June 17, 20264 min read

59% of Contact Centers Have No Plans to Reduce Headcount Despite Rising AI Adoption

Written by
Charlie Mitchell's profile picture

Director of Content & Market Research

June 17, 2026

59% of Contact Centers Have No Plans to Reduce Headcount Despite Rising AI Adoption

Almost three in five contact centers (59%) have no plans to reduce headcount despite growing AI adoption.

That's according to a new study from research firm Valoir, which found that only 19% of contact centers have reduced staff so far, whether through natural attrition or layoffs.

The findings come even as AI has become almost ubiquitous in the sector. 

Indeed, some 95% of contact centers have deployed at least one AI or automation capability, including 61% that now use AI agents for self-service. Meanwhile, many others still utilize more traditional chatbots.

Nevertheless, for most organizations, headcounts remain stable, and they don’t expect that to change anytime soon. 

Why Are Contact Center Staff Numbers Staying (Mostly) Steady?

Valoir's study identifies data integration as the biggest obstacle to building AI agents capable of meaningfully reducing contact center demand, ranking ahead of cost, ecosystem limitations, and trust concerns. 

As the research firm notes: "The technology may be ready, but many organizations are not."

To this point, many contact centers are still using older AI playbooks, automating legacy processes rather than reimagining service experiences.

Organizations relying on global service providers or legacy BPOs to lead their automation strategies are especially exposed to this risk.

Why? Because these partners often fixate on costs rather than redesigning new, more efficient journeys that blend modalities to unlock AI's full transformative potential.

To put it another way, when costs come before experience, contact centers can end up just making inefficient processes faster.

Nonetheless, while the lack of customer experience redesign is a possible explanation for why so many brands have no plans to reduce their human FTE (Full-Time Equivalent), it is just one of several.

Beyond Valoir's findings, some contact centers, long plagued by understaffing, may use this moment to raise service levels and strengthen the customer experience.

Additionally, customer experience leaders who have successfully implemented AI may redefine customer support roles instead of jumping straight to headcount reductions.

Customer Journey Orchestration & New Support Roles

The most mature contact center teams don’t apply AI everywhere possible; they invest in customer journey orchestration.

In doing so, they first identify failure demand and collaborate with other teams to remove those contacts altogether, not just automate them. 

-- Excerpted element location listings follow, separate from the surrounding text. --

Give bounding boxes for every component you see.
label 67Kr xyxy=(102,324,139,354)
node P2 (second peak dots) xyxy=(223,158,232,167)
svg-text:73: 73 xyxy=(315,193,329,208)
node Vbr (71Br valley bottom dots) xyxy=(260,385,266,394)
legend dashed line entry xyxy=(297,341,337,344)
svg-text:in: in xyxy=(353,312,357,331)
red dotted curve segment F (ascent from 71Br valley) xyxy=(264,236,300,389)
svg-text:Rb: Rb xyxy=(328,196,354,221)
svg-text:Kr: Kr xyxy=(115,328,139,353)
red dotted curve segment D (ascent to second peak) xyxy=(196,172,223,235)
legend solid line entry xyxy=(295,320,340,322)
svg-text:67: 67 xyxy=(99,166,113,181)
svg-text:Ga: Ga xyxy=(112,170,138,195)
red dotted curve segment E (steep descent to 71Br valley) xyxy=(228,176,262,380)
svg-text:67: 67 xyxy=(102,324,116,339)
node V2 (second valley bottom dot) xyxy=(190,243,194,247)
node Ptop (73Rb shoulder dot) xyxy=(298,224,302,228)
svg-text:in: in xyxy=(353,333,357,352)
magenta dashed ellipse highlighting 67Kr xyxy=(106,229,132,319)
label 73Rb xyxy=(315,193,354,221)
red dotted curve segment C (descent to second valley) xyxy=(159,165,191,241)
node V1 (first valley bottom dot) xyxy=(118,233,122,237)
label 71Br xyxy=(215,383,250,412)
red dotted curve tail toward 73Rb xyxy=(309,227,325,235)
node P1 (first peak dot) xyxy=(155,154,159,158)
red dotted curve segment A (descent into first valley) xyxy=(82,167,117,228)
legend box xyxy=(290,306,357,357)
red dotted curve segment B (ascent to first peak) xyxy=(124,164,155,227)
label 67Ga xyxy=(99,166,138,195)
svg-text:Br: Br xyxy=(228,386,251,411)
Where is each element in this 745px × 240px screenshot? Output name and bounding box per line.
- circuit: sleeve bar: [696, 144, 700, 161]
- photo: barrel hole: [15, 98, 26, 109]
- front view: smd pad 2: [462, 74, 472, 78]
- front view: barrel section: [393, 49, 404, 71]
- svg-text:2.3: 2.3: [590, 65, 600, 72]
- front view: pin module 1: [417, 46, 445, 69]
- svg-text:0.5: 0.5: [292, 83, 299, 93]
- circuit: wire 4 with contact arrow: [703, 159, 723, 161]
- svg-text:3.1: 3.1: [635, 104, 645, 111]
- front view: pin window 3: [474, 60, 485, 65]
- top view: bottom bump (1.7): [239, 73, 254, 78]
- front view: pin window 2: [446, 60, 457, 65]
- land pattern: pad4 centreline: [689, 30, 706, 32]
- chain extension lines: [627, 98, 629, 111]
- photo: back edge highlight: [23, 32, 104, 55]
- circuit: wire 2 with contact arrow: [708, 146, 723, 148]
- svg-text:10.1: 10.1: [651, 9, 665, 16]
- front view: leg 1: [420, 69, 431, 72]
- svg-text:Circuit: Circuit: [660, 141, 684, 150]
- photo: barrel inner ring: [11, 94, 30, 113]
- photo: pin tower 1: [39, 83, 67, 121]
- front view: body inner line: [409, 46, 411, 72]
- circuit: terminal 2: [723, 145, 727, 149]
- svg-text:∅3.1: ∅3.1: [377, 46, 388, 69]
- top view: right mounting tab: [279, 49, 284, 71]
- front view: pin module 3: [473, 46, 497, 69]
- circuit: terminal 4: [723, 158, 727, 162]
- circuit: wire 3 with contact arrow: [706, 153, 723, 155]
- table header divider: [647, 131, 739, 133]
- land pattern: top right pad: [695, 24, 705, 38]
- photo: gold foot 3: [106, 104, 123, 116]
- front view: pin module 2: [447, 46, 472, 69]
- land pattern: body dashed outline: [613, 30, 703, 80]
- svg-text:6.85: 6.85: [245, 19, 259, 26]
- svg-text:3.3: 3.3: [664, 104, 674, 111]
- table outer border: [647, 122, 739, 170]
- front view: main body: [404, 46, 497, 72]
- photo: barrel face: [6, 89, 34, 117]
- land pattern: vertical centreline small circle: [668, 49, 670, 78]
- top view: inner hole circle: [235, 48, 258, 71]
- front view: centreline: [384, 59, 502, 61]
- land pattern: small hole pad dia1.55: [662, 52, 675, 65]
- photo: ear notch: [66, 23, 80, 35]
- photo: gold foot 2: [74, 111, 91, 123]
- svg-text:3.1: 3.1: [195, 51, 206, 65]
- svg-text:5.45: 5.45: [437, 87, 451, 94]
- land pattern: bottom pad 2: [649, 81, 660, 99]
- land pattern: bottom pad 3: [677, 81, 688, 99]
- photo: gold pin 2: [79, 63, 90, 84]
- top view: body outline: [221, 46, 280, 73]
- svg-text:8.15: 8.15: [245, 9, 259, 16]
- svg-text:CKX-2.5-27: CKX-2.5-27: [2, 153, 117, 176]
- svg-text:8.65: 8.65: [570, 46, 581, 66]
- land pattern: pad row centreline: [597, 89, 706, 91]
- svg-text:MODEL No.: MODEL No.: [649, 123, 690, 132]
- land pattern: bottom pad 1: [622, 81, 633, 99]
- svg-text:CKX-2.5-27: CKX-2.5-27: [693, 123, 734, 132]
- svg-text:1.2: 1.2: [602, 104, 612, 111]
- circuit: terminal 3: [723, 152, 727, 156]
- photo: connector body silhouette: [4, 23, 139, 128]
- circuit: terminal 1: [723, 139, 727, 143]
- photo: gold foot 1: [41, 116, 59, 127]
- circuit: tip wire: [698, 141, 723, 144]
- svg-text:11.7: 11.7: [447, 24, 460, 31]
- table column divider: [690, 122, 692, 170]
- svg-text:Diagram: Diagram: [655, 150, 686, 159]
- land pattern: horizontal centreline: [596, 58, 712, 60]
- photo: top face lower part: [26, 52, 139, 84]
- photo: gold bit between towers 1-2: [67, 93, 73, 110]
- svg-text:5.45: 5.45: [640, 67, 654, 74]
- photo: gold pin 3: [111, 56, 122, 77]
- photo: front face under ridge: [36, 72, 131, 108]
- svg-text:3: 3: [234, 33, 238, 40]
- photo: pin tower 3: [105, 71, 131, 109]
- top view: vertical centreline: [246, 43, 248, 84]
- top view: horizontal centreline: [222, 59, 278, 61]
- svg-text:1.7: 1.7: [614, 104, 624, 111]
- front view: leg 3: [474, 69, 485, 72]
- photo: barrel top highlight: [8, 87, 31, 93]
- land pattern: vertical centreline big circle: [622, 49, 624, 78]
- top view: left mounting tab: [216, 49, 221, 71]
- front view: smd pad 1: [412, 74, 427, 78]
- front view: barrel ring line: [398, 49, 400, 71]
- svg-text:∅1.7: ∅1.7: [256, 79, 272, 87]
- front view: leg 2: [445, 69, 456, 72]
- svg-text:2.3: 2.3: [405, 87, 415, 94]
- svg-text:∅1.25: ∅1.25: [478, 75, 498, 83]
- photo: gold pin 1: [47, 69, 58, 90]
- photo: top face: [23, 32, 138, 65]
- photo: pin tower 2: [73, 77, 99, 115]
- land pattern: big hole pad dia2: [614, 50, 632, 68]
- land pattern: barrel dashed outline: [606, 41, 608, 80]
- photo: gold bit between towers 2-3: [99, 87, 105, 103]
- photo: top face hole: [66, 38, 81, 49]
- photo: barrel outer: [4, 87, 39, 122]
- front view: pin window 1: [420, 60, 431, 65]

From there, they reconsider the contact center’s demand profile, the customer’s desired outcomes across intents, and where an AI- or human-led experience is best placed before orchestrating that experience. 

While this may, over time, reduce staffing requirements, contact centers can also redeploy staff into emerging support and success roles. For instance, they might proactively reach out to at-risk customers to salvage relationships with a human touch.

New CX metrics, such as predicted customer churn, can be powerful in guiding such initiatives.

Additionally, some contact centers are evaluating their demand profile and asking: what conversations are we not currently having with customers that we should be? That question is opening new opportunities for human service reps to contribute and add value. 

When this happens, the contact center becomes the revenue engine it was always touted to be.

Preparing Service Teams for New Support Roles

Unfortunately, new roles demand new skills, training programs, and compensation structures. That’s a significant added burden for service leaders already under intense pressure to implement AI.

As such, while the development of new customer support roles is exciting, it is not yet the norm. 

That’s evident in Valoir’s data. It shows that just one in five contact centers has updated its compensation structure to reflect the shifting demands on customer support teams.

Meanwhile, only 30% have adapted their performance metrics.

Such statistics underscore how contact centers still have significant strategic work ahead, not only in deploying AI but also in preparing for its broader impact.

“The good news is that the time to onboard and train agents is accelerating, and entry-level agents with AI assistants can manage more complex tasks. The bad news is that few organizations have really repriced those entry-level agent jobs yet or accounted for the fact that handling more complex work means more potential burnout, and more need for managers to focus on agent experience and well-being.”

A headshot of Rebecca Wetteman

More on Valoir’s CX Study

The findings from Valoir’s study draw on a survey of more than 150 contact center leaders across North America, spanning a range of industries and company sizes.

To add color to the data, the research firm also interviewed 20 contact center managers across the continent and Europe.